The overall chassis and lid of the Chromebooks felt robust in that “sturdy plastic toy” kind of way, not in a “modern hardware” one. It was definitely not flimsy, but it didn’t feel like a professional product either. And the mediocre trackpad was frustrating to use, as it caused occasional lag to and jumping of the cursor. The trackpad also felt “sticky” to the touch, likely a correlating issue, though there wasn’t always a correlation to the trackpad being sticky and the awkward cursor movement.
Our hands aren’t made for straining
I know that the majority of people come from a Windows world in which keyboard shortcuts center around the Control key, not the Command key. That’s fine, but it’s still ergonomically outdated. Let’s do a quick test:
Put your hands down on a desk or table in front of you, the way you typically have them when typing—so don’t flatten your fingers; they should form an arc. In this position, your opposable thumb with independent mobility should be able to slide effortlessly underneath the palm of each hand. On any Apple-made keyboard, both thumbs can reach a Command key without straining a single muscle or require any movement of the hand overall. If you have a non-Apple keyboard, you may or may not be able to reach the keys adjacent to the space bar easily.
Next, put your hands on a keyboard in the optimal typing position: left index finger on the F key, right index finger on the J, and the remaining fingers in resting position on the keys next to them. Now try reaching either Control key with a finger or a palm without moving the rest of the hand. You can’t; you physically cannot do this. Even with very large hands there will be some tilting of the hand or some strain on a ring finger when moving the pinky finger down to hit that Control key.

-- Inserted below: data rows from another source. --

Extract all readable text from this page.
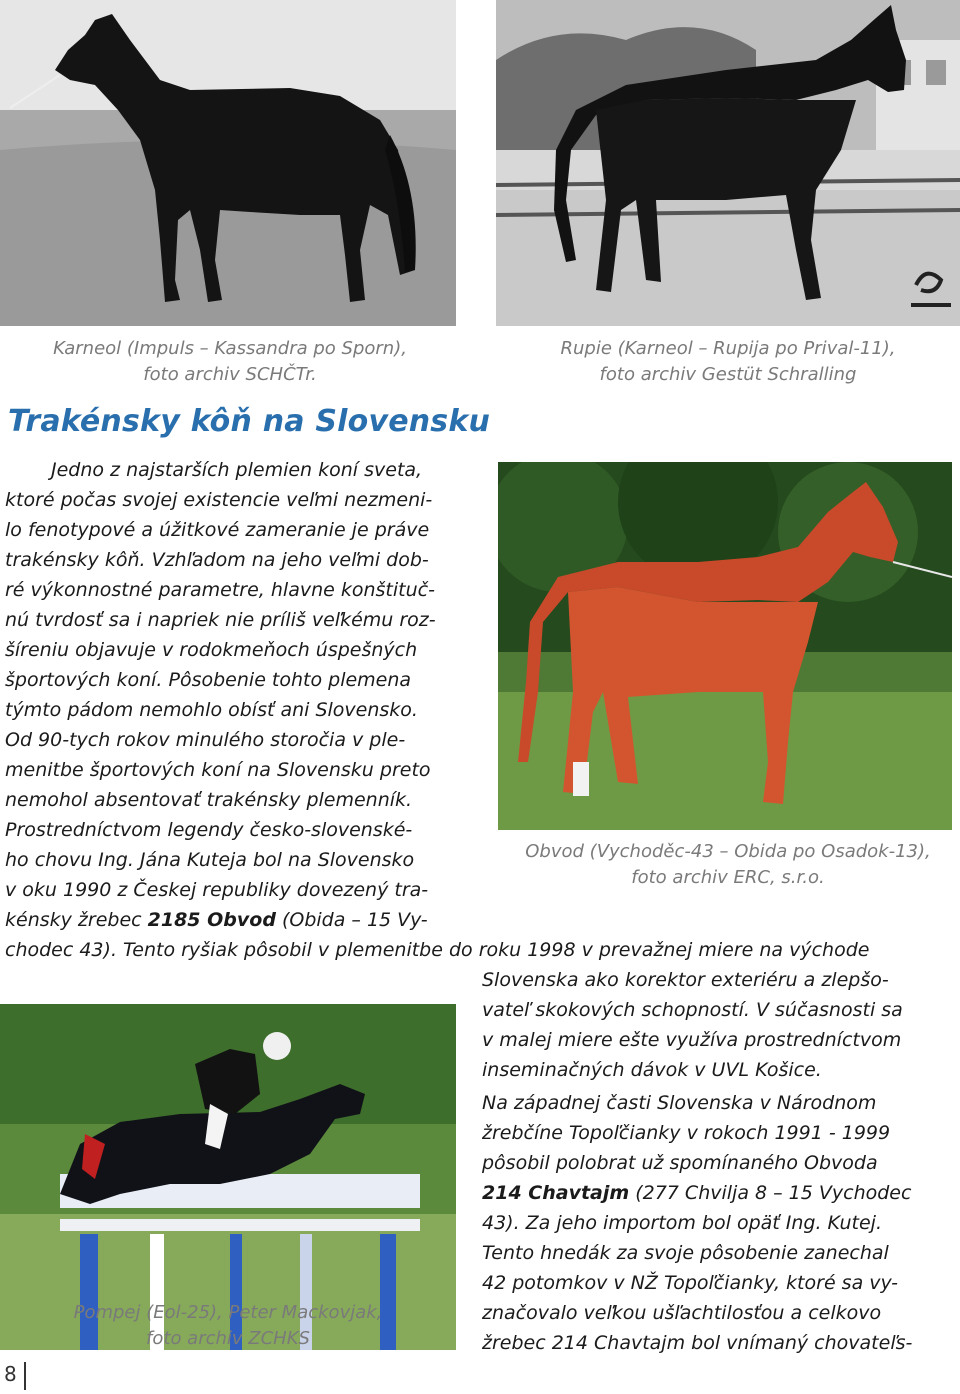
Karneol (Impuls – Kassandra po Sporn),
foto archiv SCHČTr.
Rupie (Karneol – Rupija po Prival-11),
foto archiv Gestüt Schralling
Obvod (Vychoděc-43 – Obida po Osadok-13),
foto archiv ERC, s.r.o.
Pompej (Eol-25), Peter Mackovjak,
foto archiv ZCHKS
Trakénsky kôň na Slovensku
Jedno z najstarších plemien koní sveta,
ktoré počas svojej existencie veľmi nezmeni-
lo fenotypové a úžitkové zameranie je práve
trakénsky kôň. Vzhľadom na jeho veľmi dob-
ré výkonnostné parametre, hlavne konštituč-
nú tvrdosť sa i napriek nie príliš veľkému roz-
šíreniu objavuje v rodokmeňoch úspešných
športových koní. Pôsobenie tohto plemena
týmto pádom nemohlo obísť ani Slovensko.
Od 90-tych rokov minulého storočia v ple-
menitbe športových koní na Slovensku preto
nemohol absentovať trakénsky plemenník.
Prostredníctvom legendy česko-slovenské-
ho chovu Ing. Jána Kuteja bol na Slovensko
v oku 1990 z Českej republiky dovezený tra-
kénsky žrebec 2185 Obvod (Obida – 15 Vy-
chodec 43). Tento ryšiak pôsobil v plemenitbe do roku 1998 v prevažnej miere na východe
Slovenska ako korektor exteriéru a zlepšo-
vateľ skokových schopností. V súčasnosti sa
v malej miere ešte využíva prostredníctvom
inseminačných dávok v UVL Košice.
Na západnej časti Slovenska v Národnom
žrebčíne Topoľčianky v rokoch 1991 - 1999
pôsobil polobrat už spomínaného Obvoda
214 Chavtajm (277 Chvilja 8 – 15 Vychodec
43). Za jeho importom bol opäť Ing. Kutej.
Tento hnedák za svoje pôsobenie zanechal
42 potomkov v NŽ Topoľčianky, ktoré sa vy-
značovalo veľkou ušľachtilosťou a celkovo
žrebec 214 Chavtajm bol vnímaný chovateľs-
8
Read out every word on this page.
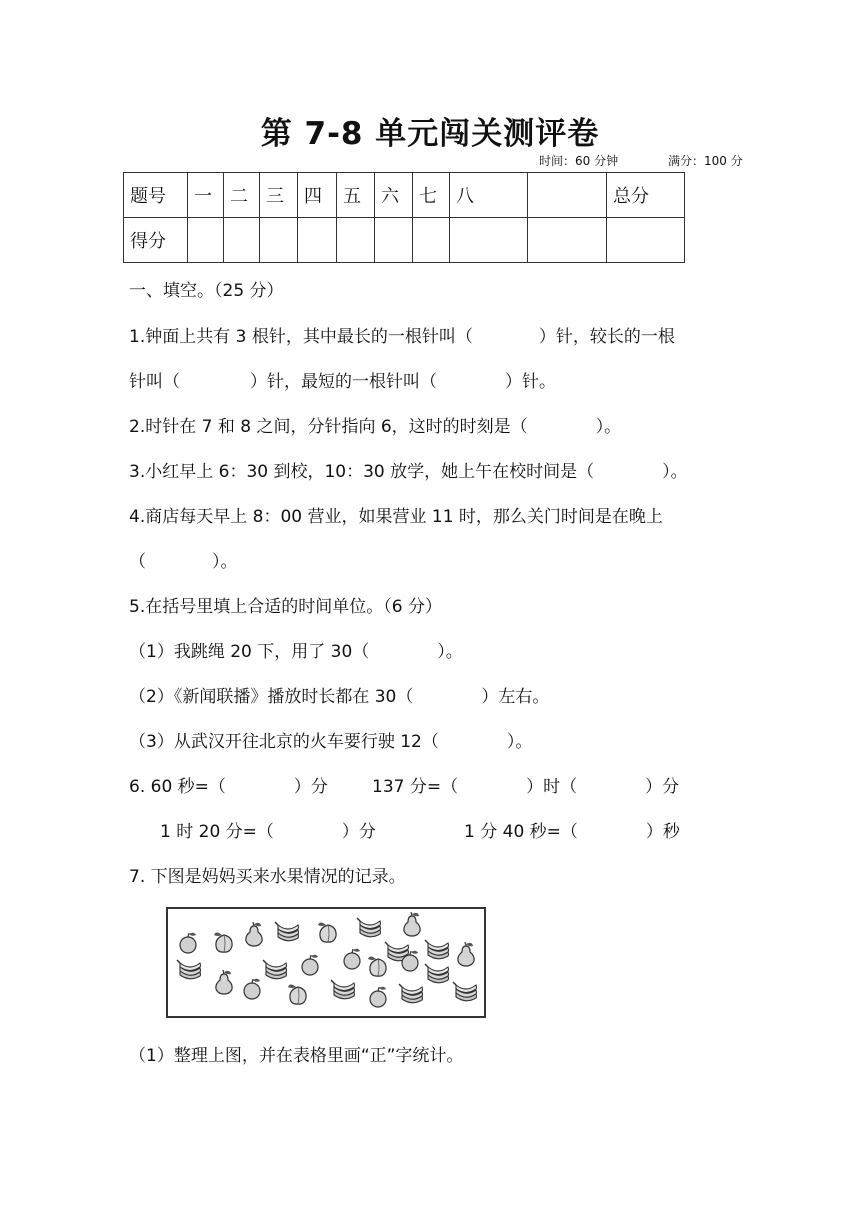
第 7-8 单元闯关测评卷
时间：60 分钟	满分：100 分
题号	一	二	三	四	五	六	七	八		总分
得分										
一、填空。（25 分）
1.钟面上共有 3 根针，其中最长的一根针叫（	）针，较长的一根
针叫（	）针，最短的一根针叫（	）针。
2.时针在 7 和 8 之间，分针指向 6，这时的时刻是（	）。
3.小红早上 6：30 到校，10：30 放学，她上午在校时间是（	）。
4.商店每天早上 8：00 营业，如果营业 11 时，那么关门时间是在晚上
（	）。
5.在括号里填上合适的时间单位。（6 分）
（1）我跳绳 20 下，用了 30（	）。
（2）《新闻联播》播放时长都在 30（	）左右。
（3）从武汉开往北京的火车要行驶 12（	）。
6. 60 秒=（	）分	137 分=（	）时（	）分
1 时 20 分=（	）分	1 分 40 秒=（	）秒
7. 下图是妈妈买来水果情况的记录。
（1）整理上图，并在表格里画“正”字统计。
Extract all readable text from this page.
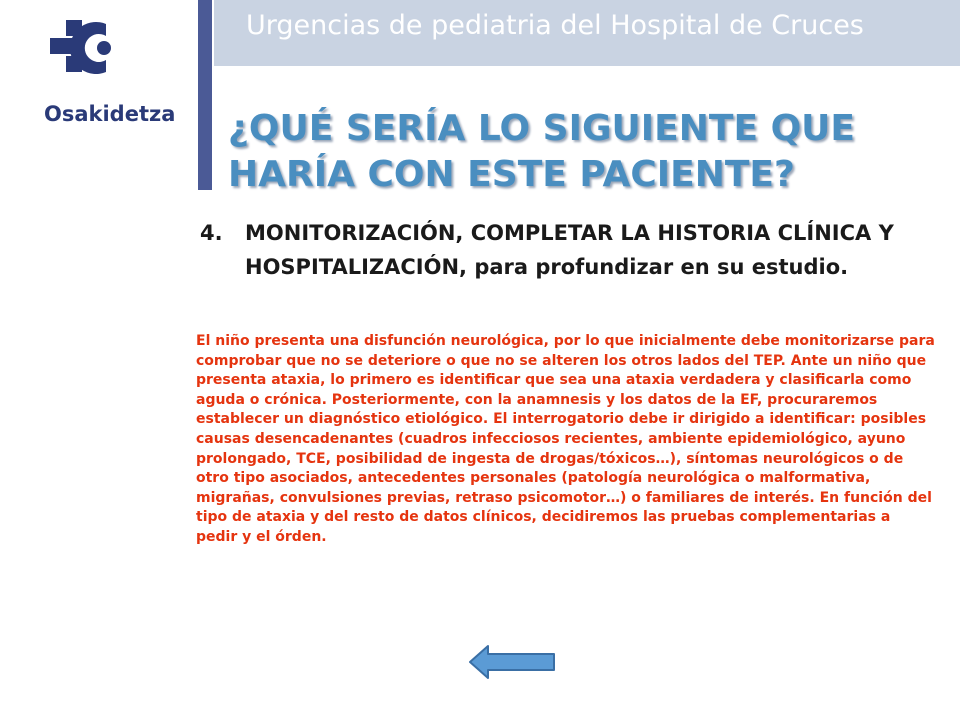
Osakidetza
Urgencias de pediatria del Hospital de Cruces
¿QUÉ SERÍA LO SIGUIENTE QUE
HARÍA CON ESTE PACIENTE?
4.	MONITORIZACIÓN, COMPLETAR LA HISTORIA CLÍNICA Y HOSPITALIZACIÓN, para profundizar en su estudio.

El niño presenta una disfunción neurológica, por lo que inicialmente debe monitorizarse para comprobar que no se deteriore o que no se alteren los otros lados del TEP. Ante un niño que presenta ataxia, lo primero es identificar que sea una ataxia verdadera y clasificarla como aguda o crónica. Posteriormente, con la anamnesis y los datos de la EF, procuraremos establecer un diagnóstico etiológico. El interrogatorio debe ir dirigido a identificar: posibles causas desencadenantes (cuadros infecciosos recientes, ambiente epidemiológico, ayuno prolongado, TCE, posibilidad de ingesta de drogas/tóxicos…), síntomas neurológicos o de otro tipo asociados, antecedentes personales (patología neurológica o malformativa, migrañas, convulsiones previas, retraso psicomotor…) o familiares de interés. En función del tipo de ataxia y del resto de datos clínicos, decidiremos las pruebas complementarias a pedir y el órden.
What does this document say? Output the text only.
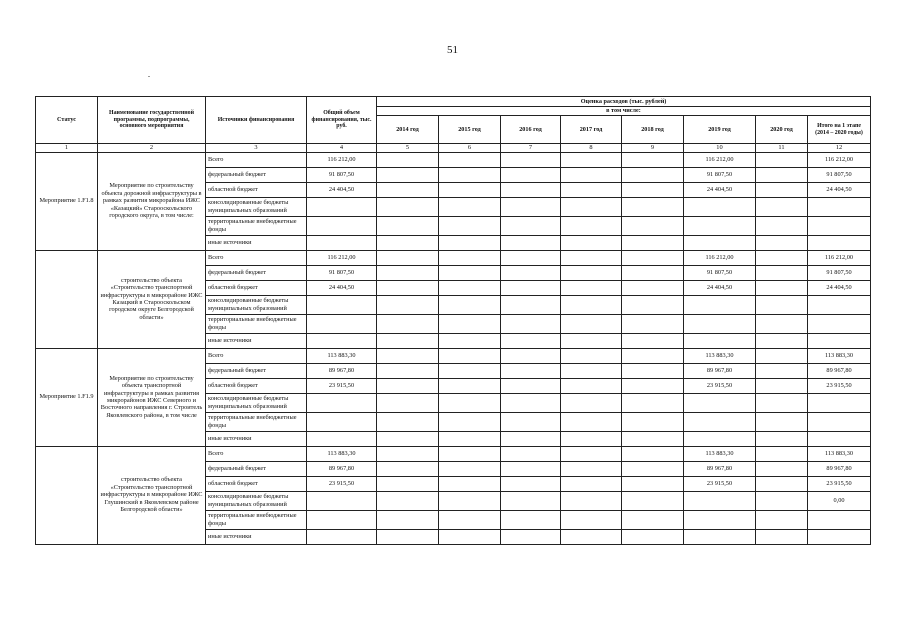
51
Статус	Наименование государственной программы, подпрограммы, основного мероприятия	Источники финансирования	Общий объем финансирования, тыс. руб.	Оценка расходов (тыс. рублей)							
				в том числе:							
				2014 год	2015 год	2016 год	2017 год	2018 год	2019 год	2020 год	Итого на 1 этапе (2014 – 2020 годы)
1	2	3	4	5	6	7	8	9	10	11	12
Мероприятие 1.F1.8	Мероприятие по строительству объекта дорожной инфраструктуры в рамках развития микрорайона ИЖС «Казацкий» Старооскольского городского округа, в том числе:	Всего	116 212,00						116 212,00		116 212,00
		федеральный бюджет	91 807,50						91 807,50		91 807,50
		областной бюджет	24 404,50						24 404,50		24 404,50
		консолидированные бюджеты муниципальных образований									
		территориальные внебюджетные фонды									
		иные источники									
	строительство объекта «Строительство транспортной инфраструктуры в микрорайоне ИЖС Казацкий в Старооскольском городском округе Белгородской области»	Всего	116 212,00						116 212,00		116 212,00
		федеральный бюджет	91 807,50						91 807,50		91 807,50
		областной бюджет	24 404,50						24 404,50		24 404,50
		консолидированные бюджеты муниципальных образований									
		территориальные внебюджетные фонды									
		иные источники									
Мероприятие 1.F1.9	Мероприятие по строительству объекта транспортной инфраструктуры в рамках развития микрорайонов ИЖС Северного и Восточного направления г. Строитель Яковлевского района, в том числе	Всего	113 883,30						113 883,30		113 883,30
		федеральный бюджет	89 967,80						89 967,80		89 967,80
		областной бюджет	23 915,50						23 915,50		23 915,50
		консолидированные бюджеты муниципальных образований									
		территориальные внебюджетные фонды									
		иные источники									
	строительство объекта «Строительство транспортной инфраструктуры в микрорайоне ИЖС Глушинский в Яковлевском районе Белгородской области»	Всего	113 883,30						113 883,30		113 883,30
		федеральный бюджет	89 967,80						89 967,80		89 967,80
		областной бюджет	23 915,50						23 915,50		23 915,50
		консолидированные бюджеты муниципальных образований									0,00
		территориальные внебюджетные фонды									
		иные источники									
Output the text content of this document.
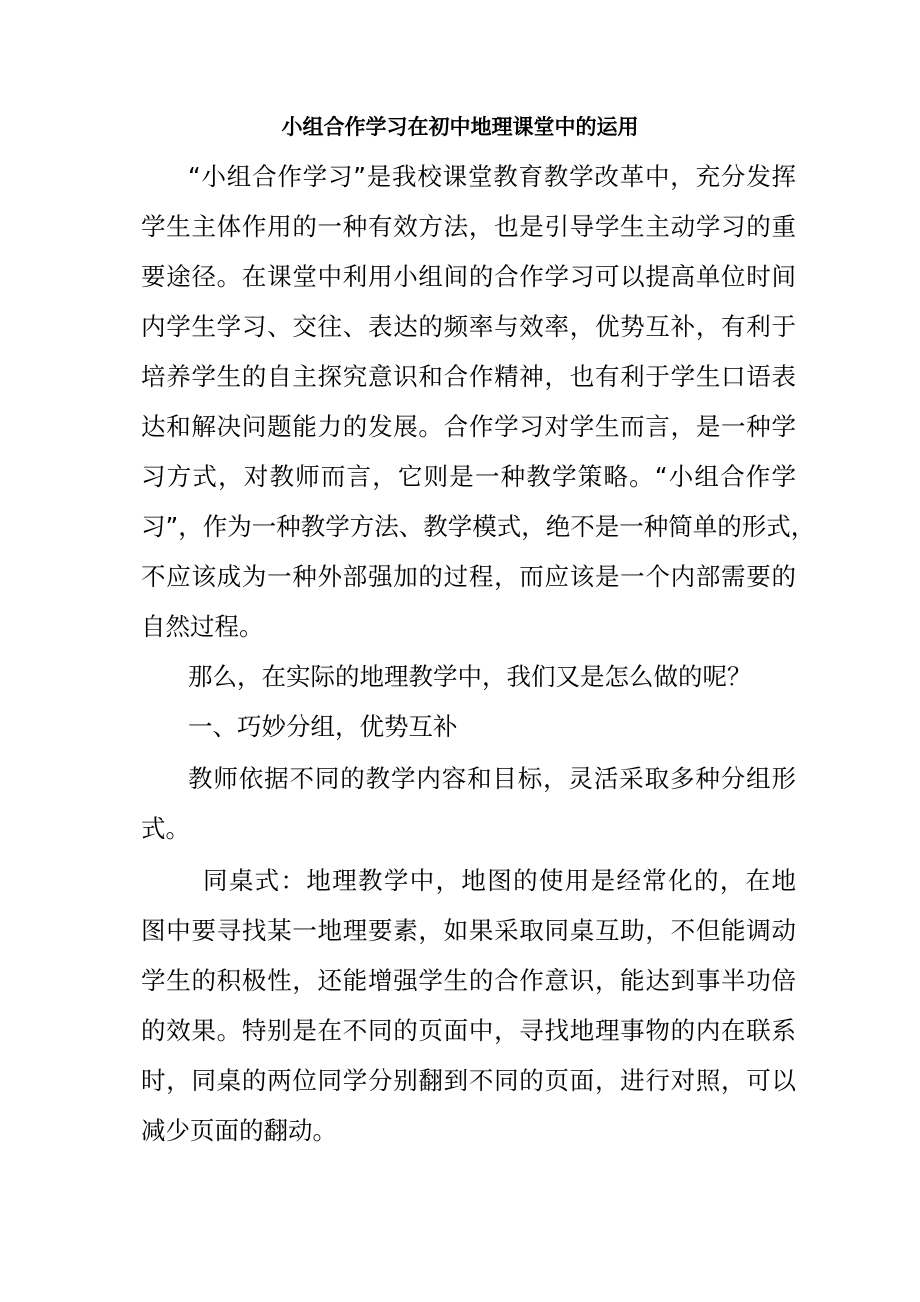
小组合作学习在初中地理课堂中的运用
“小组合作学习”是我校课堂教育教学改革中，充分发挥
学生主体作用的一种有效方法，也是引导学生主动学习的重
要途径。在课堂中利用小组间的合作学习可以提高单位时间
内学生学习、交往、表达的频率与效率，优势互补，有利于
培养学生的自主探究意识和合作精神，也有利于学生口语表
达和解决问题能力的发展。合作学习对学生而言，是一种学
习方式，对教师而言，它则是一种教学策略。“小组合作学
习”，作为一种教学方法、教学模式，绝不是一种简单的形式，
不应该成为一种外部强加的过程，而应该是一个内部需要的
自然过程。
那么，在实际的地理教学中，我们又是怎么做的呢？
一、巧妙分组，优势互补
教师依据不同的教学内容和目标，灵活采取多种分组形
式。
同桌式：地理教学中，地图的使用是经常化的，在地
图中要寻找某一地理要素，如果采取同桌互助，不但能调动
学生的积极性，还能增强学生的合作意识，能达到事半功倍
的效果。特别是在不同的页面中，寻找地理事物的内在联系
时，同桌的两位同学分别翻到不同的页面，进行对照，可以
减少页面的翻动。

Now, if you’re a Windows (or Linux) user you’ll have gotten used to this, perhaps even decry the ergonomic superiority of the Command key and its placement. But no matter how much you may be used to it, ergonomically your hands endure more strain when using the Control key—and if you don’t feel any, that’s actually a bad thing.
On the Chromebook, there are only Control and Alt keys, and no Command key. And all commands are triggered via Control, keeping this bad ergonomic practice alive despite having no Operating System inheritance to justify it. It’s just another case of “that’s what people are used to”, done without thoroughly thinking it through.
Suffice to say, my left hand felt a little strained after using the Chromebook and having to switch to using Control as the command key. (For reference, I did not have this strain when I switched from Windows to the Mac, so in my body’s particular case, that switch was a clear and immediate ergonomic improvement)
Given these three observations, I have a hard time imagining any current Mac user being happy with a Chromebook, but I can see how a PC/Windows user that really doesn’t do much more than surf the web could get by with it, and even enjoy the simpler experience.
Google promotes the Chromebook using the phrase “Nothing but the web.” It’s fitting, but not a very compelling argument in a world where apps have reached a strong dominance in the (computing) market. Web apps have yet to make any kind of real dent in that dominance, and the Chromebook doesn’t particularly help in this regard.